A theory which I believe explains this is the ground-breaking work that Carol Dweck has done on mindsets and how they relate to performance.
To recap, People can have either a fixed mindset where they view abilities as fixed, are more driven by performance goals and use helpless strategies when confronted with tasks beyond their capabilities. If given a choice between task beyond their capability and one beneath their capability they will choose latter. If forced to do a task beyond their capability, they will not persist too long and give up early- and not put too much effort as putting efforts shows that they don't have the talent.
The other mindset is a growth mindset which sees abilities as malleable, are more driven by learning goals, and use mastery or hit-and trial and persistent strategies when confronted with a task beyond one's capability.
It has been shown that one can be put into a growth or a fixed mindset by very easy manipulations like praising for effort rather than talent.

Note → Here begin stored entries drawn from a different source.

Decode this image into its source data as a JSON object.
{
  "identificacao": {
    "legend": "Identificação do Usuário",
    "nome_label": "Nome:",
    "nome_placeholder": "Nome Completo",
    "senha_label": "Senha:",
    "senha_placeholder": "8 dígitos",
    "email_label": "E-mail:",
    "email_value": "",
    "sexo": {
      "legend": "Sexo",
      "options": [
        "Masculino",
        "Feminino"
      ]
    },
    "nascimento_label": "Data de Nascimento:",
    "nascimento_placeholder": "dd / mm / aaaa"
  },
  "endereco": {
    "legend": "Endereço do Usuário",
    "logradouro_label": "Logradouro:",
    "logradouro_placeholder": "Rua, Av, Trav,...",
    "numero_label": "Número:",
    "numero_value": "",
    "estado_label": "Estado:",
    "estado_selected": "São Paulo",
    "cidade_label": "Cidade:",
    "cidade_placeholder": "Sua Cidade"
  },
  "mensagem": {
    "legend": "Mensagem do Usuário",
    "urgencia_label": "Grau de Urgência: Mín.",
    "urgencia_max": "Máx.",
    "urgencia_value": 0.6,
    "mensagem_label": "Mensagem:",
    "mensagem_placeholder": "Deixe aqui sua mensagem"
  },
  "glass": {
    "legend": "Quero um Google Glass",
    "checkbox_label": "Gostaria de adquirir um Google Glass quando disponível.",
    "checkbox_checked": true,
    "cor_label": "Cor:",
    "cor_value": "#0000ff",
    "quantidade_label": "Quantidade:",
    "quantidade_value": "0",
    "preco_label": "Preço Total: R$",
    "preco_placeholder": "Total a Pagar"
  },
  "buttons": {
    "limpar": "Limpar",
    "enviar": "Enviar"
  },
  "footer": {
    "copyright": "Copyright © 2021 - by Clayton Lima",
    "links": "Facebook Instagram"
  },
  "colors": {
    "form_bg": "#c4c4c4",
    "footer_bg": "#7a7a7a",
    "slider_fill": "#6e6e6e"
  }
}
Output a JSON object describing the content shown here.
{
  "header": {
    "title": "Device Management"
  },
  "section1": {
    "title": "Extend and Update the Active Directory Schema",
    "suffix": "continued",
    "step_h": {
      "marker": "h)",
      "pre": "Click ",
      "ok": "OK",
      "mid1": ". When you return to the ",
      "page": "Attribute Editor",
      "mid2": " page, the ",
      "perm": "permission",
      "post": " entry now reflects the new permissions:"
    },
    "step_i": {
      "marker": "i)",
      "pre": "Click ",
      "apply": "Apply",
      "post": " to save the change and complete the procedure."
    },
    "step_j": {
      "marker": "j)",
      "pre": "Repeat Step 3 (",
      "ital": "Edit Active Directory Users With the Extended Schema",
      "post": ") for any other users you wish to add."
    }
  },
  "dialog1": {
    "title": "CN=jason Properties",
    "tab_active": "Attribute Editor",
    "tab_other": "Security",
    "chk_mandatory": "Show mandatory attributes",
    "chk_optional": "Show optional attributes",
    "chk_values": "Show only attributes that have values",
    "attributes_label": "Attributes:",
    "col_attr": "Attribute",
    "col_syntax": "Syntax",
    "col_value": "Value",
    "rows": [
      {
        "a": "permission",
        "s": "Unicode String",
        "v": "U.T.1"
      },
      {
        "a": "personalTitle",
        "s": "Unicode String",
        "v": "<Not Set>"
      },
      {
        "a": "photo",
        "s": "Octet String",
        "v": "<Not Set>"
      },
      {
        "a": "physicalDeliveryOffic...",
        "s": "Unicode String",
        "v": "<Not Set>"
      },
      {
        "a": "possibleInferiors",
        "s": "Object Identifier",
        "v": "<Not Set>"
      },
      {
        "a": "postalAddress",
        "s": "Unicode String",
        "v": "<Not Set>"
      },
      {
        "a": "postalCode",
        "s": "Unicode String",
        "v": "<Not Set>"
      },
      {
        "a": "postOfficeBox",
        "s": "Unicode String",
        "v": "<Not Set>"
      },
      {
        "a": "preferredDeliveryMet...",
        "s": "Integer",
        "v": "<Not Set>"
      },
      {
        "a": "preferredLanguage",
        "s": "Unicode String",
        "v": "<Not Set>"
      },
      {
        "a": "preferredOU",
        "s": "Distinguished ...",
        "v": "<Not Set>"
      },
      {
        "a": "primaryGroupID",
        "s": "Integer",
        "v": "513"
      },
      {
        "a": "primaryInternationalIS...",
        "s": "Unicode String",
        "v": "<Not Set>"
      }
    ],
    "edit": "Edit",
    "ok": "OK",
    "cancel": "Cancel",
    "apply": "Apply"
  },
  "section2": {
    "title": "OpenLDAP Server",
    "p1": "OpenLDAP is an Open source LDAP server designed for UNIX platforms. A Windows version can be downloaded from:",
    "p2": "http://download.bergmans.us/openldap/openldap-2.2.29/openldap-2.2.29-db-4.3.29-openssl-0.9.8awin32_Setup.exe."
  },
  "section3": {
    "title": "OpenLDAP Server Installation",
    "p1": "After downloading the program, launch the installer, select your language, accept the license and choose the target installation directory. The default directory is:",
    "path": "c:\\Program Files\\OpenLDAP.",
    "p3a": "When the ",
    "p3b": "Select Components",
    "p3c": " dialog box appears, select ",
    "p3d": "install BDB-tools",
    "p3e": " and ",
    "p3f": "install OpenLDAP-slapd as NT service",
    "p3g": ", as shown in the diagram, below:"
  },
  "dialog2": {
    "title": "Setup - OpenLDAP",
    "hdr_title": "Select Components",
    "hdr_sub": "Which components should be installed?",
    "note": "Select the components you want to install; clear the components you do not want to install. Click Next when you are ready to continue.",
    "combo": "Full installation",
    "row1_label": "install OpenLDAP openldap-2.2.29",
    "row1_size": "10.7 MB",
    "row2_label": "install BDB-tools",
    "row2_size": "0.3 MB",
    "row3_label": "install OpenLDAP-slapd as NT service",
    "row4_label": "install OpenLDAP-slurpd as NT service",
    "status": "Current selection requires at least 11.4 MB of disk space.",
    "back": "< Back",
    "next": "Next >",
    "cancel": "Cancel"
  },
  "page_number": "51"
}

Given that fixed mindset is also performance driven, there is a high probability that rising the stakes high focuses one on performance goals at the cost of learning goals and primes one with a fixed mindset. Ask any person preparing for a high stakes exam whether he wants to learn the subject matter or get good score and you'll see what mindset a high stakes competition entails.
Given that performance motivation or fixed mindset is detrimental for hard task (task just beyond ones abilities); its no wonder that performance deteriorates as rewards loom large for non-rudimentary tasks.